Prononcer ce nom raviva la vieille douleur, mais elle ravala ses larmes.
— J’avais deux ans de plus qu’elle, et de l’avance sur elle dans ma formation, que j’ai suspendue pendant un an pour pouvoir rester avec elle à Vancouver. Puis il m’a fallu partir au Centre ékuménique, au Chili. Loin au sud. Pao devait m’y rejoindre une fois ses études universitaires terminées. Nous allions étudier ensemble et former une équipe, une équipe d’Observatrices. Visiter de nouveaux mondes ensemble. On a beaucoup pleuré, elle et moi, quand je suis partie pour le Chili, mais ça n’a pas été aussi terrible qu’on l’avait cru. Ce n’était pas si mal, vraiment, on parlait sans cesse au téléphone, sur le réseau, et on savait qu’on se reverrait pendant l’hiver, qu’elle viendrait me rejoindre à la fin du printemps et qu’on resterait ensemble à jamais. Nous étions un couple, un ensemble. Comme des maz. Les Deux qui n’étaient pas Deux, mais Un. J’éprouvais même une sorte de plaisir ou de joie lorsqu’elle me manquait, parce que cela signifiait qu’elle était là, ailleurs. Et elle me l’a dit, quand je suis revenue pendant l’hiver, elle m’a dit que mon absence allait lui manquer…
Elle pleurait, à présent, mais ses larmes lui faisaient du bien. Elle dut pourtant s’interrompre pour s’essuyer les yeux et le nez, et renifler un bon coup.
— Je retourne donc à Vancouver pour les vacances d’hiver, alors que c’est l’été, au Chili. Et on… on s’étreint, on s’embrasse, et on prépare le repas… Ensuite, on va voir mes parents, et les siens, et on se promène dans le parc, où il y avait de grands arbres, de vieux arbres. Il pleuvait. Il pleut souvent, là-bas. J’adore la pluie.
Elle ne pleurait plus.
— Pao devait aller à la bibliothèque, au centre ville, en vue de l’examen qu’elle avait à passer après les vacances. Je voulais l’accompagner, mais j’étais enrhumée, et elle a dit : « Reste là, à quoi ça servirait que tu te fasses tremper ? » J’avais envie de paresser un peu, donc je suis restée à notre appartement et je me suis endormie.
« Il y a eu une attaque. Les Guerres saintes faisaient rage.
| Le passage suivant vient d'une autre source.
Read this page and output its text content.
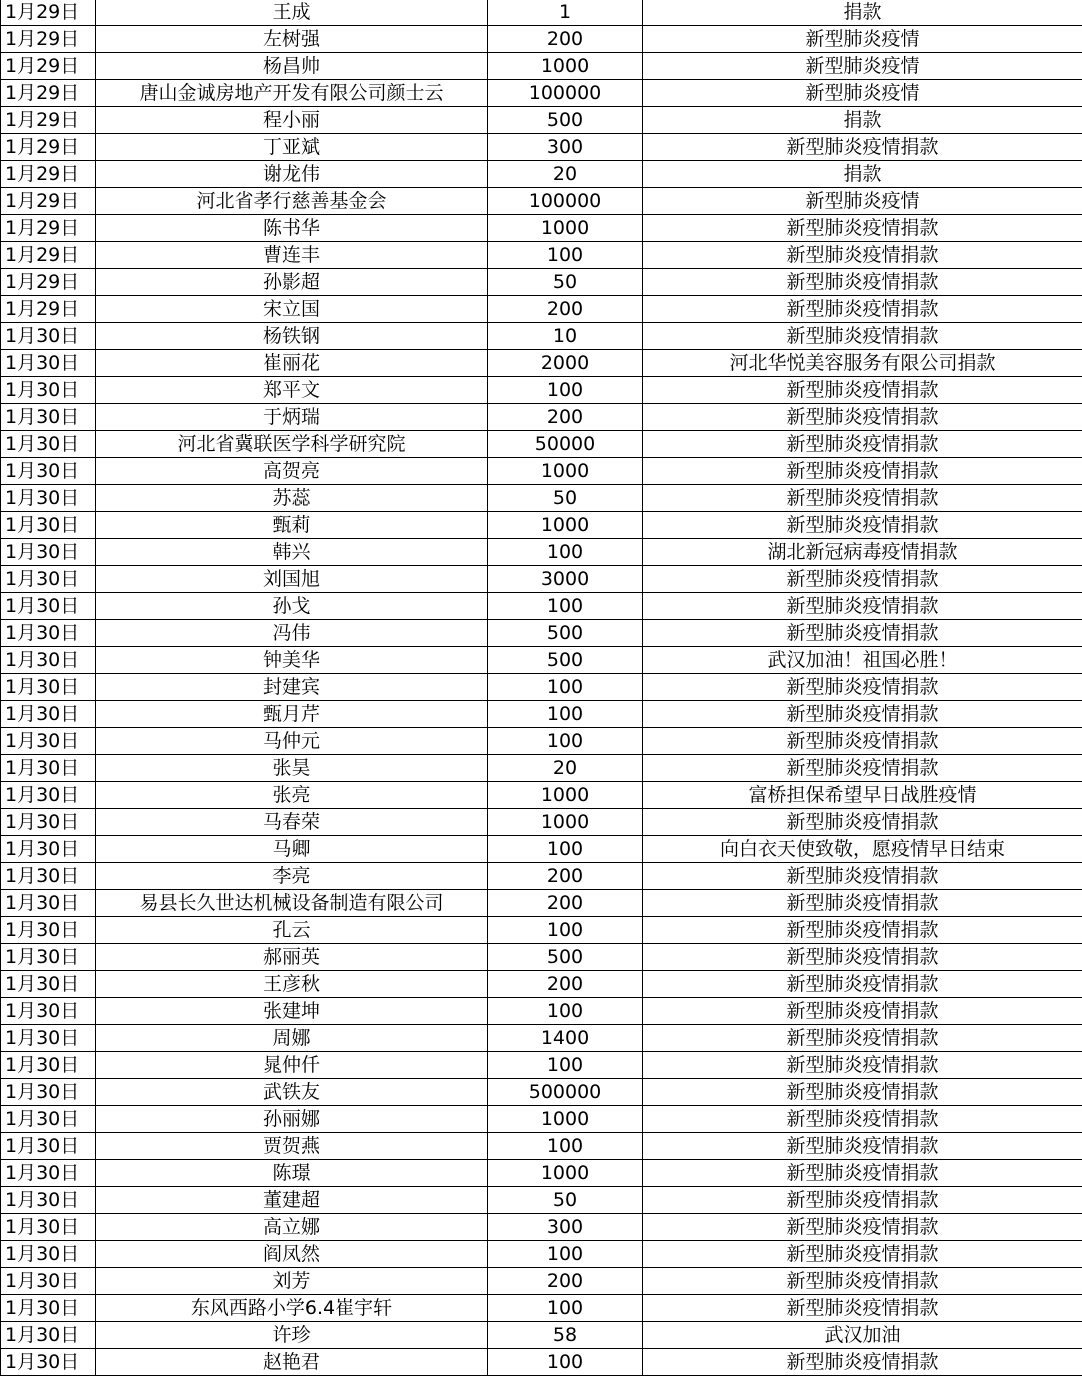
1月29日	王成	1	捐款
1月29日	左树强	200	新型肺炎疫情
1月29日	杨昌帅	1000	新型肺炎疫情
1月29日	唐山金诚房地产开发有限公司颜士云	100000	新型肺炎疫情
1月29日	程小丽	500	捐款
1月29日	丁亚斌	300	新型肺炎疫情捐款
1月29日	谢龙伟	20	捐款
1月29日	河北省孝行慈善基金会	100000	新型肺炎疫情
1月29日	陈书华	1000	新型肺炎疫情捐款
1月29日	曹连丰	100	新型肺炎疫情捐款
1月29日	孙影超	50	新型肺炎疫情捐款
1月29日	宋立国	200	新型肺炎疫情捐款
1月30日	杨铁钢	10	新型肺炎疫情捐款
1月30日	崔丽花	2000	河北华悦美容服务有限公司捐款
1月30日	郑平文	100	新型肺炎疫情捐款
1月30日	于炳瑞	200	新型肺炎疫情捐款
1月30日	河北省冀联医学科学研究院	50000	新型肺炎疫情捐款
1月30日	高贺亮	1000	新型肺炎疫情捐款
1月30日	苏蕊	50	新型肺炎疫情捐款
1月30日	甄莉	1000	新型肺炎疫情捐款
1月30日	韩兴	100	湖北新冠病毒疫情捐款
1月30日	刘国旭	3000	新型肺炎疫情捐款
1月30日	孙戈	100	新型肺炎疫情捐款
1月30日	冯伟	500	新型肺炎疫情捐款
1月30日	钟美华	500	武汉加油！祖国必胜！
1月30日	封建宾	100	新型肺炎疫情捐款
1月30日	甄月芹	100	新型肺炎疫情捐款
1月30日	马仲元	100	新型肺炎疫情捐款
1月30日	张昊	20	新型肺炎疫情捐款
1月30日	张亮	1000	富桥担保希望早日战胜疫情
1月30日	马春荣	1000	新型肺炎疫情捐款
1月30日	马卿	100	向白衣天使致敬，愿疫情早日结束
1月30日	李亮	200	新型肺炎疫情捐款
1月30日	易县长久世达机械设备制造有限公司	200	新型肺炎疫情捐款
1月30日	孔云	100	新型肺炎疫情捐款
1月30日	郝丽英	500	新型肺炎疫情捐款
1月30日	王彦秋	200	新型肺炎疫情捐款
1月30日	张建坤	100	新型肺炎疫情捐款
1月30日	周娜	1400	新型肺炎疫情捐款
1月30日	晁仲仟	100	新型肺炎疫情捐款
1月30日	武铁友	500000	新型肺炎疫情捐款
1月30日	孙丽娜	1000	新型肺炎疫情捐款
1月30日	贾贺燕	100	新型肺炎疫情捐款
1月30日	陈璟	1000	新型肺炎疫情捐款
1月30日	董建超	50	新型肺炎疫情捐款
1月30日	高立娜	300	新型肺炎疫情捐款
1月30日	阎凤然	100	新型肺炎疫情捐款
1月30日	刘芳	200	新型肺炎疫情捐款
1月30日	东风西路小学6.4崔宇轩	100	新型肺炎疫情捐款
1月30日	许珍	58	武汉加油
1月30日	赵艳君	100	新型肺炎疫情捐款
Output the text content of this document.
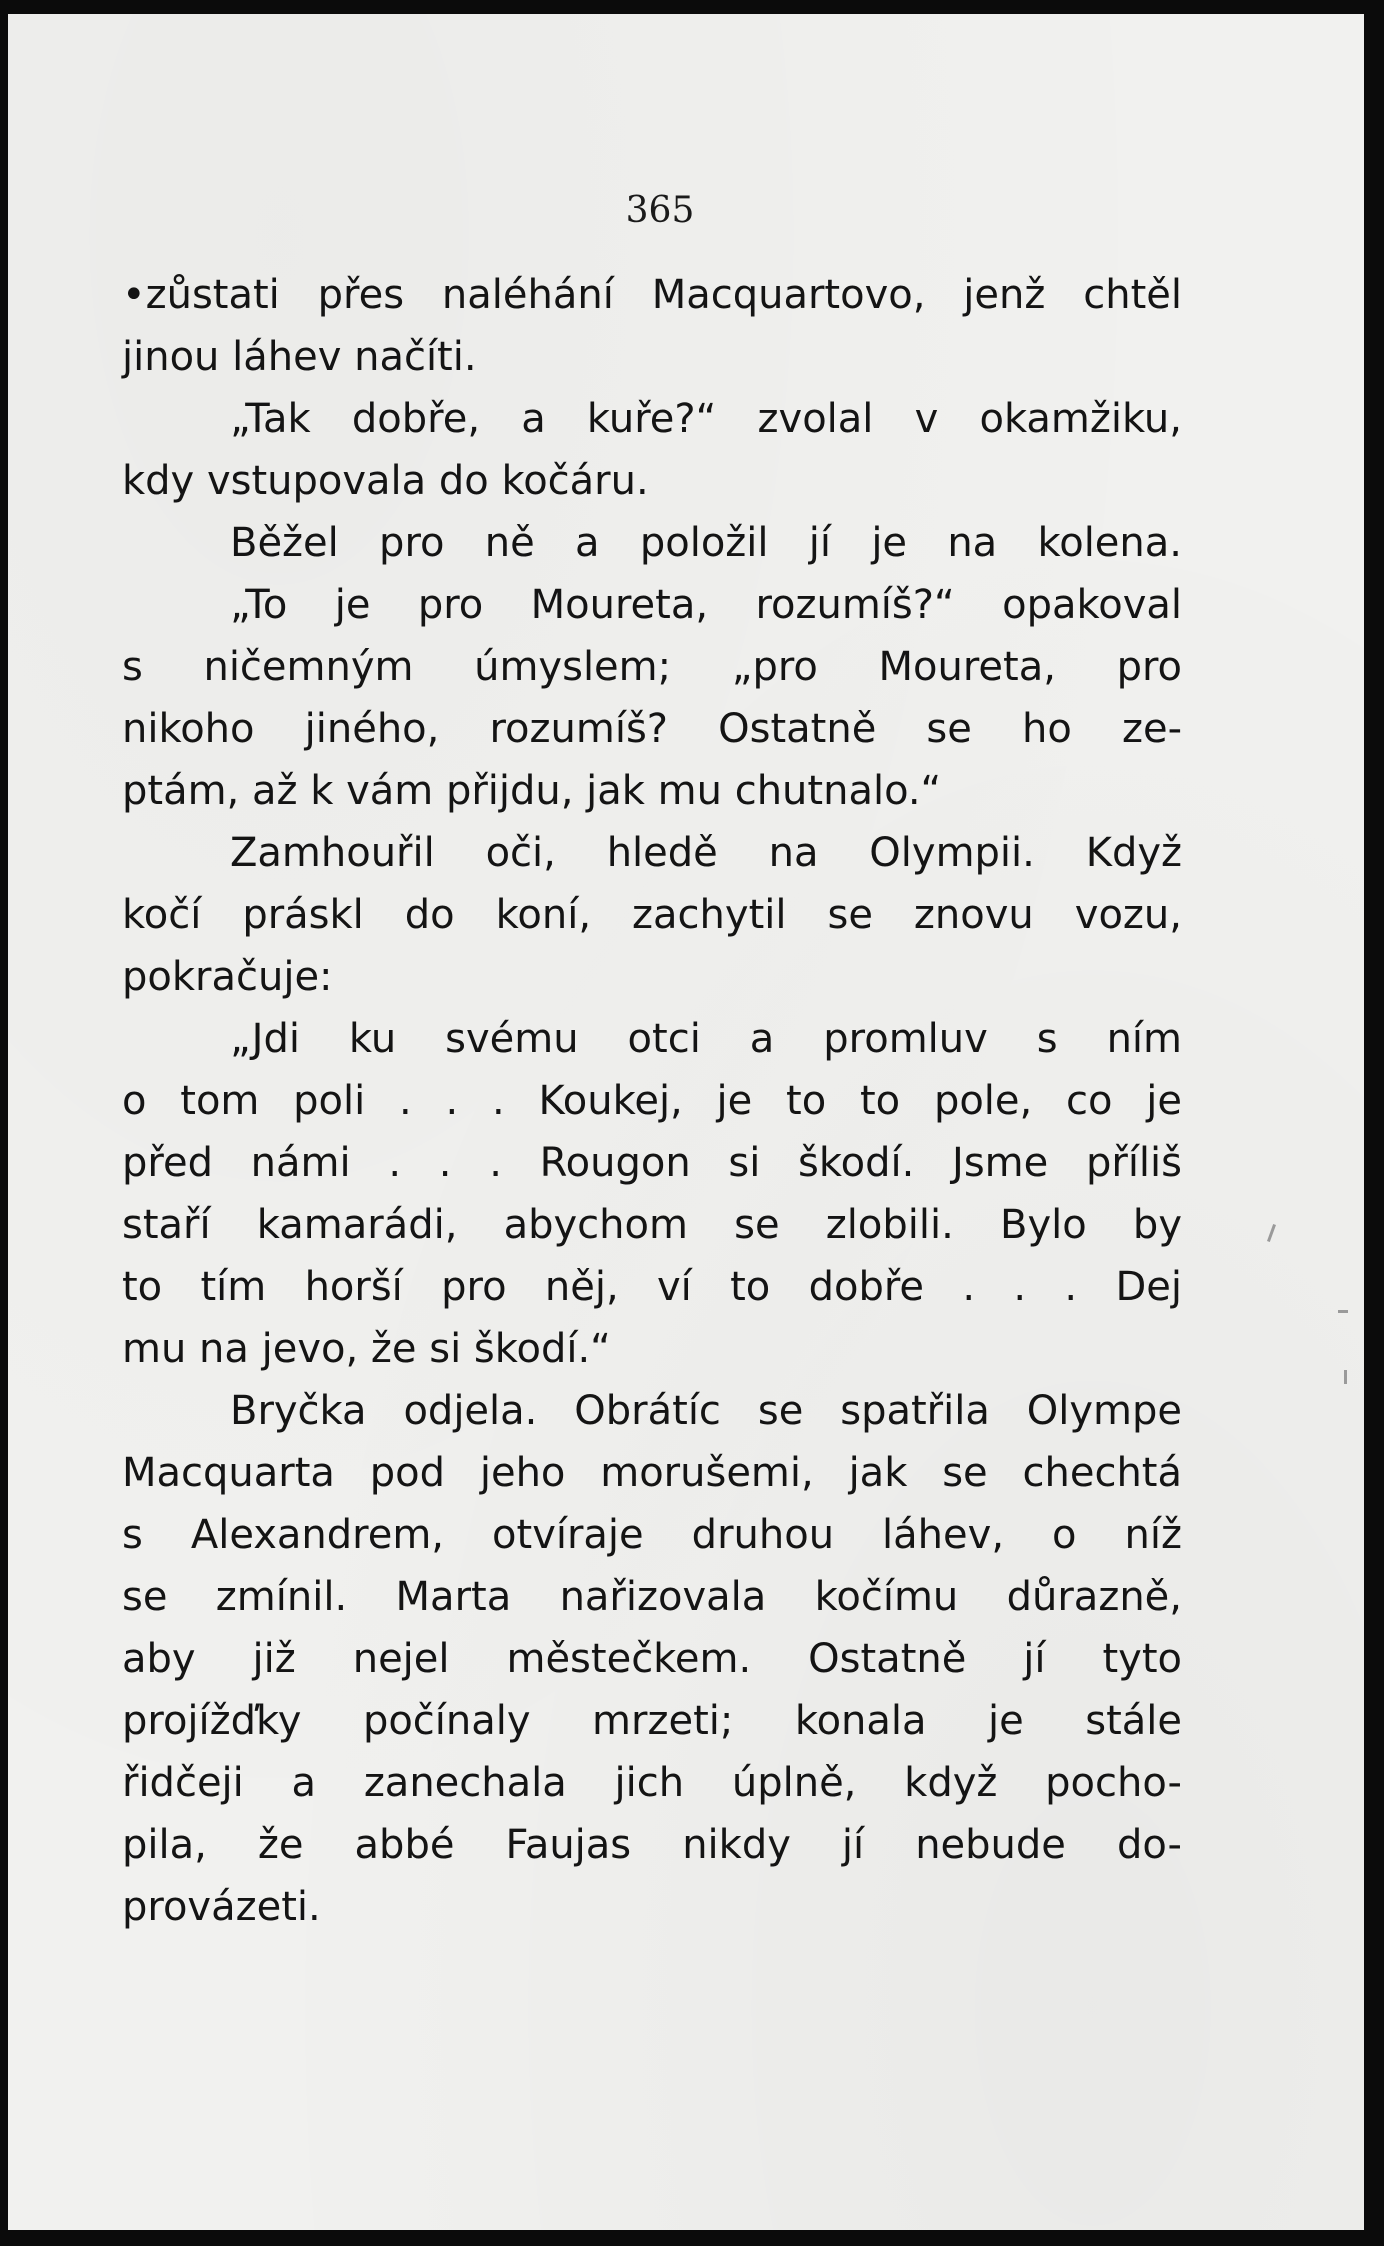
365
•zůstati přes naléhání Macquartovo, jenž chtěl
jinou láhev načíti.
„Tak dobře, a kuře?“ zvolal v okamžiku,
kdy vstupovala do kočáru.
Běžel pro ně a položil jí je na kolena.
„To je pro Moureta, rozumíš?“ opakoval
s ničemným úmyslem; „pro Moureta, pro
nikoho jiného, rozumíš? Ostatně se ho ze-
ptám, až k vám přijdu, jak mu chutnalo.“
Zamhouřil oči, hledě na Olympii. Když
kočí práskl do koní, zachytil se znovu vozu,
pokračuje:
„Jdi ku svému otci a promluv s ním
o tom poli . . . Koukej, je to to pole, co je
před námi . . . Rougon si škodí. Jsme příliš
staří kamarádi, abychom se zlobili. Bylo by
to tím horší pro něj, ví to dobře . . . Dej
mu na jevo, že si škodí.“
Bryčka odjela. Obrátíc se spatřila Olympe
Macquarta pod jeho morušemi, jak se chechtá
s Alexandrem, otvíraje druhou láhev, o níž
se zmínil. Marta nařizovala kočímu důrazně,
aby již nejel městečkem. Ostatně jí tyto
projížďky počínaly mrzeti; konala je stále
řidčeji a zanechala jich úplně, když pocho-
pila, že abbé Faujas nikdy jí nebude do-
provázeti.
Un groupe, les Purificateurs de la Terre. Ils croyaient que Dalzul et l’Ékumen servaient l’anti-Dieu et devaient être détruits. Un grand nombre d’entre eux avaient servi dans les forces armées unistes. Ils détenaient des armes que les Pères unistes avaient stockées. Ils les ont utilisées contre les centres de formation.
Elle s’entendit parler d’une voix atone, laborieusement, comme lui quelques instants plus tôt.
— Ils ont utilisé des missiles. Les Purificateurs, eux, se trouvaient à des centaines de kilomètres de là, cachés dans un bunker souterrain ; ils n’ont eu qu’à presser un bouton. Ils ont fait sauter la faculté, la bibliothèque, et des pâtés de maisons entiers du centre ville. Des milliers de gens ont été tués. Des choses comme ça, il s’en passait tout le temps, pendant les Guerres saintes. Pao n’était qu’une victime. Une seule personne parmi beaucoup d’autres, rien. Je n’étais pas là. J’ai entendu le bruit.
Sa gorge lui faisait mal. Mais elle lui faisait toujours mal. Elle lui ferait toujours mal.
— Vos parents ont été tués ? demanda-t-il tout bas.
La question la toucha. Elle la ramenait en un lieu d’où elle pouvait répondre.
— Non. Ils n’ont rien eu. Je suis allée vivre chez eux. Puis je suis retournée au Chili.
Ils étaient assis là, en silence. Au cœur de la montagne. Dans les grottes pleines d’existence. Sutty était lasse, épuisée. À son visage, à ses mains, elle voyait que Yara était fatigué lui aussi, et qu’il souffrait. Le silence qu’ils partageaient, après ces mots, était paisible. Une bénédiction durement gagnée.